Report outlines strategies for banks to tackle climate change adaptation and boost resilience
A new report, titled "Practical Guidance on Implementing Adaptation and Resilience for Banks," released by the United Nations Environment Programme Finance Initiative (UNEP FI), aims to help banking professionals integrate climate adaptation and resilience into their risk frameworks and business strategies.
The guidance is structured around the UN Principles for Responsible Banking Journey, with a focus on Strategy, Assessment, and Action. It provides a roadmap and resources to support bank action on climate adaptation and resilience.
Key Imperatives for Banks
The guidance outlines six key imperatives for banks: 1. Tailor adaptation strategies to local policy, market, and sector-specific needs. 2. Embed adaptation within core strategy elements such as governance, risk management, lending, and product development. 3. Innovate financial products and portfolios, including sustainability-linked loans and resilience-linked lending criteria. 4. Prioritize client engagement to assess adaptive capacity and support clients’ adaptation efforts. 5. Champion systemic resilience by co-financing resilient infrastructure and partnering publicly and privately to influence policy. 6. Progress iteratively by starting with practical steps and scaling up capabilities and data usage over time.
Integrating Climate Adaptation
By incorporating these elements, banks can reduce downside risk, create new business opportunities, build client trust, and contribute to systemic resilience—making adaptation finance not only a risk management tool but a competitive advantage.
The guidance provides methods such as a “physical climate risk equation” to evaluate hazard exposure, client vulnerability, and adaptive capacity under immediate and longer-term threats. It also emphasizes avoiding maladaptation through “Do No Significant Harm” financing principles.
Complementary Frameworks
Additional frameworks complementing this guidance include ISO 14090:2019 Adaptation Guidelines, which offer a structured six-step cycle for adaptation planning, thereby bridging adaptation with financial reporting standards and helping banks demonstrate resilience to regulators and investors.
Sector-Specific Examples
The report provides concrete illustrations and detailed scenarios from the real estate and agriculture & food sectors. However, banks operating in areas other than these sectors are encouraged to adapt the principles to their own unique portfolios and client needs.
The Future of Climate Adaptation in Banking
As global temperatures are expected to rise over the coming decade, leading to increased impacts from extreme weather events, floods, landslides, wildfires, droughts, and chronic climate impacts like rising sea levels, there is a growing demand for banks to develop strong climate adaptation and resilience (A&R) strategies and support A&R solutions across the real economy.
The new Principles for Responsible Banking (PRB) guidance has been launched, and banks can help their customers become more climate resilient by financing the technologies, products, and services that enable people, businesses, and nature to become more resilient.

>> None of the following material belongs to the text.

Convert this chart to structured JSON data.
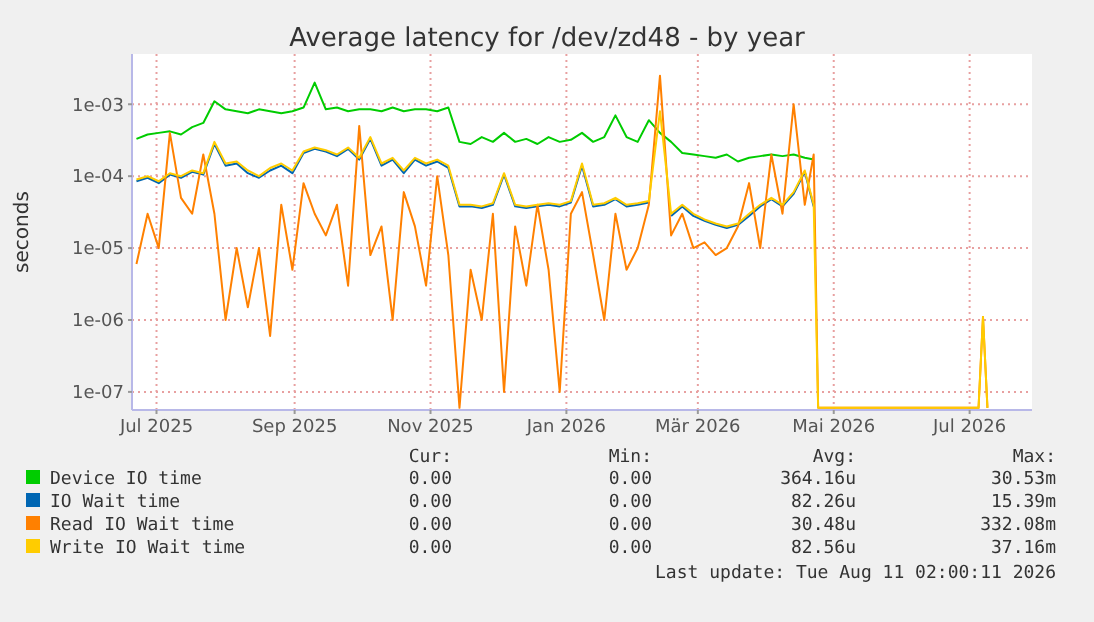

The guidance recommends ensuring the bank’s A&R approach remains effective through feedback loops and iterative refinements.

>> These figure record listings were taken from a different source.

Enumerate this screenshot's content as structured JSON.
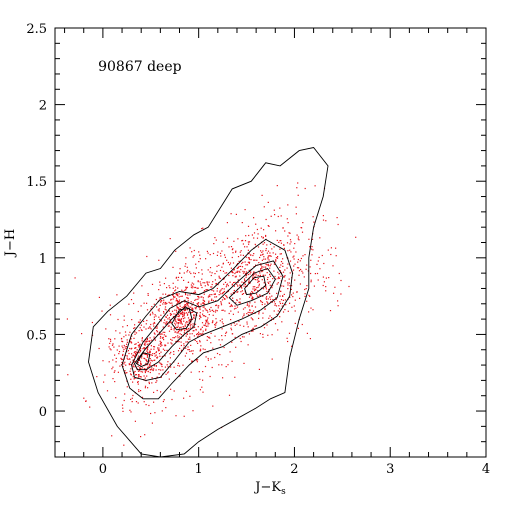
{
  "chart_data": {
    "type": "scatter",
    "title": "90867 deep",
    "xlabel": "J−K",
    "xlabel_subscript": "s",
    "ylabel": "J−H",
    "xlim": [
      -0.5,
      4.0
    ],
    "ylim": [
      -0.3,
      2.5
    ],
    "grid": false,
    "legend": "none",
    "x_ticks": [
      0,
      1,
      2,
      3,
      4
    ],
    "x_tick_labels": [
      "0",
      "1",
      "2",
      "3",
      "4"
    ],
    "y_ticks": [
      0,
      0.5,
      1,
      1.5,
      2,
      2.5
    ],
    "y_tick_labels": [
      "0",
      "0.5",
      "1",
      "1.5",
      "2",
      "2.5"
    ],
    "colors": {
      "points": "#e8141c",
      "contours": "#000000",
      "frame": "#000000"
    },
    "density_peaks": [
      {
        "x": 0.4,
        "y": 0.35
      },
      {
        "x": 0.83,
        "y": 0.63
      },
      {
        "x": 1.55,
        "y": 0.85
      }
    ],
    "contours": [
      {
        "level": 1,
        "points": [
          [
            -0.1,
            0.55
          ],
          [
            0.05,
            0.65
          ],
          [
            0.25,
            0.75
          ],
          [
            0.45,
            0.9
          ],
          [
            0.6,
            0.93
          ],
          [
            0.75,
            1.05
          ],
          [
            0.95,
            1.15
          ],
          [
            1.1,
            1.2
          ],
          [
            1.2,
            1.3
          ],
          [
            1.35,
            1.45
          ],
          [
            1.55,
            1.5
          ],
          [
            1.7,
            1.62
          ],
          [
            1.85,
            1.6
          ],
          [
            2.05,
            1.7
          ],
          [
            2.2,
            1.72
          ],
          [
            2.35,
            1.6
          ],
          [
            2.3,
            1.4
          ],
          [
            2.2,
            1.2
          ],
          [
            2.15,
            1.0
          ],
          [
            2.15,
            0.8
          ],
          [
            2.05,
            0.6
          ],
          [
            1.95,
            0.35
          ],
          [
            1.9,
            0.12
          ],
          [
            1.75,
            0.08
          ],
          [
            1.6,
            0.02
          ],
          [
            1.4,
            -0.05
          ],
          [
            1.2,
            -0.12
          ],
          [
            1.0,
            -0.2
          ],
          [
            0.85,
            -0.28
          ],
          [
            0.6,
            -0.3
          ],
          [
            0.4,
            -0.28
          ],
          [
            0.15,
            -0.1
          ],
          [
            -0.05,
            0.12
          ],
          [
            -0.15,
            0.32
          ]
        ]
      },
      {
        "level": 2,
        "points": [
          [
            0.2,
            0.3
          ],
          [
            0.3,
            0.5
          ],
          [
            0.45,
            0.62
          ],
          [
            0.6,
            0.73
          ],
          [
            0.8,
            0.78
          ],
          [
            1.0,
            0.76
          ],
          [
            1.15,
            0.8
          ],
          [
            1.35,
            0.92
          ],
          [
            1.55,
            1.05
          ],
          [
            1.7,
            1.12
          ],
          [
            1.9,
            1.05
          ],
          [
            1.98,
            0.9
          ],
          [
            1.95,
            0.75
          ],
          [
            1.82,
            0.62
          ],
          [
            1.65,
            0.55
          ],
          [
            1.45,
            0.5
          ],
          [
            1.25,
            0.42
          ],
          [
            1.05,
            0.38
          ],
          [
            0.9,
            0.3
          ],
          [
            0.72,
            0.18
          ],
          [
            0.58,
            0.08
          ],
          [
            0.42,
            0.08
          ],
          [
            0.28,
            0.15
          ]
        ]
      },
      {
        "level": 3,
        "points": [
          [
            0.3,
            0.3
          ],
          [
            0.42,
            0.45
          ],
          [
            0.55,
            0.55
          ],
          [
            0.7,
            0.67
          ],
          [
            0.85,
            0.72
          ],
          [
            1.0,
            0.68
          ],
          [
            1.2,
            0.72
          ],
          [
            1.4,
            0.84
          ],
          [
            1.6,
            0.95
          ],
          [
            1.78,
            0.98
          ],
          [
            1.88,
            0.88
          ],
          [
            1.82,
            0.74
          ],
          [
            1.65,
            0.66
          ],
          [
            1.45,
            0.6
          ],
          [
            1.25,
            0.55
          ],
          [
            1.05,
            0.5
          ],
          [
            0.9,
            0.45
          ],
          [
            0.75,
            0.33
          ],
          [
            0.6,
            0.22
          ],
          [
            0.45,
            0.2
          ],
          [
            0.33,
            0.22
          ]
        ]
      },
      {
        "level": 4,
        "points": [
          [
            0.33,
            0.31
          ],
          [
            0.45,
            0.41
          ],
          [
            0.58,
            0.5
          ],
          [
            0.72,
            0.6
          ],
          [
            0.86,
            0.68
          ],
          [
            0.98,
            0.64
          ],
          [
            0.95,
            0.55
          ],
          [
            0.85,
            0.5
          ],
          [
            0.72,
            0.42
          ],
          [
            0.58,
            0.32
          ],
          [
            0.45,
            0.27
          ],
          [
            0.36,
            0.27
          ]
        ]
      },
      {
        "level": 5,
        "points": [
          [
            1.32,
            0.74
          ],
          [
            1.45,
            0.82
          ],
          [
            1.58,
            0.9
          ],
          [
            1.72,
            0.93
          ],
          [
            1.8,
            0.86
          ],
          [
            1.72,
            0.77
          ],
          [
            1.55,
            0.72
          ],
          [
            1.4,
            0.69
          ]
        ]
      },
      {
        "level": 6,
        "points": [
          [
            0.72,
            0.57
          ],
          [
            0.8,
            0.66
          ],
          [
            0.9,
            0.67
          ],
          [
            0.93,
            0.6
          ],
          [
            0.87,
            0.54
          ],
          [
            0.77,
            0.53
          ]
        ]
      },
      {
        "level": 7,
        "points": [
          [
            1.48,
            0.8
          ],
          [
            1.58,
            0.87
          ],
          [
            1.68,
            0.88
          ],
          [
            1.7,
            0.82
          ],
          [
            1.6,
            0.77
          ],
          [
            1.5,
            0.76
          ]
        ]
      },
      {
        "level": 8,
        "points": [
          [
            0.35,
            0.31
          ],
          [
            0.42,
            0.38
          ],
          [
            0.49,
            0.37
          ],
          [
            0.47,
            0.31
          ],
          [
            0.4,
            0.29
          ]
        ]
      }
    ]
  }
}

In conclusion, this guidance equips banking professionals to systematically integrate climate adaptation into their risk frameworks and strategies, reinforcing their ability to manage evolving climate risks and leverage opportunities in resilient finance.
- The new report, titled "Practical Guidance on Implementing Adaptation and Resilience for Banks," focused on climate-change and its impact on the banking industry, providing a roadmap to help integrate climate adaptation and resilience into risk frameworks and business strategies.
- The guidance outlines six key imperatives for banks emphasizing strategies tailored to local climate risks, embedding adaptation within core banking elements, developing innovative financial products, client engagement, systemic resilience, and iterative progress.
- By following these imperatives, banks can reduce risk, create business opportunities, build trust, and contribute to resilience, making climate adaptation finance a competitive advantage as well as a risk management tool.
- Additional frameworks like ISO 14090:2019 Adaptation Guidelines complement this guidance, offering a structured approach to adaptation planning and bridging adaptation with financial reporting standards.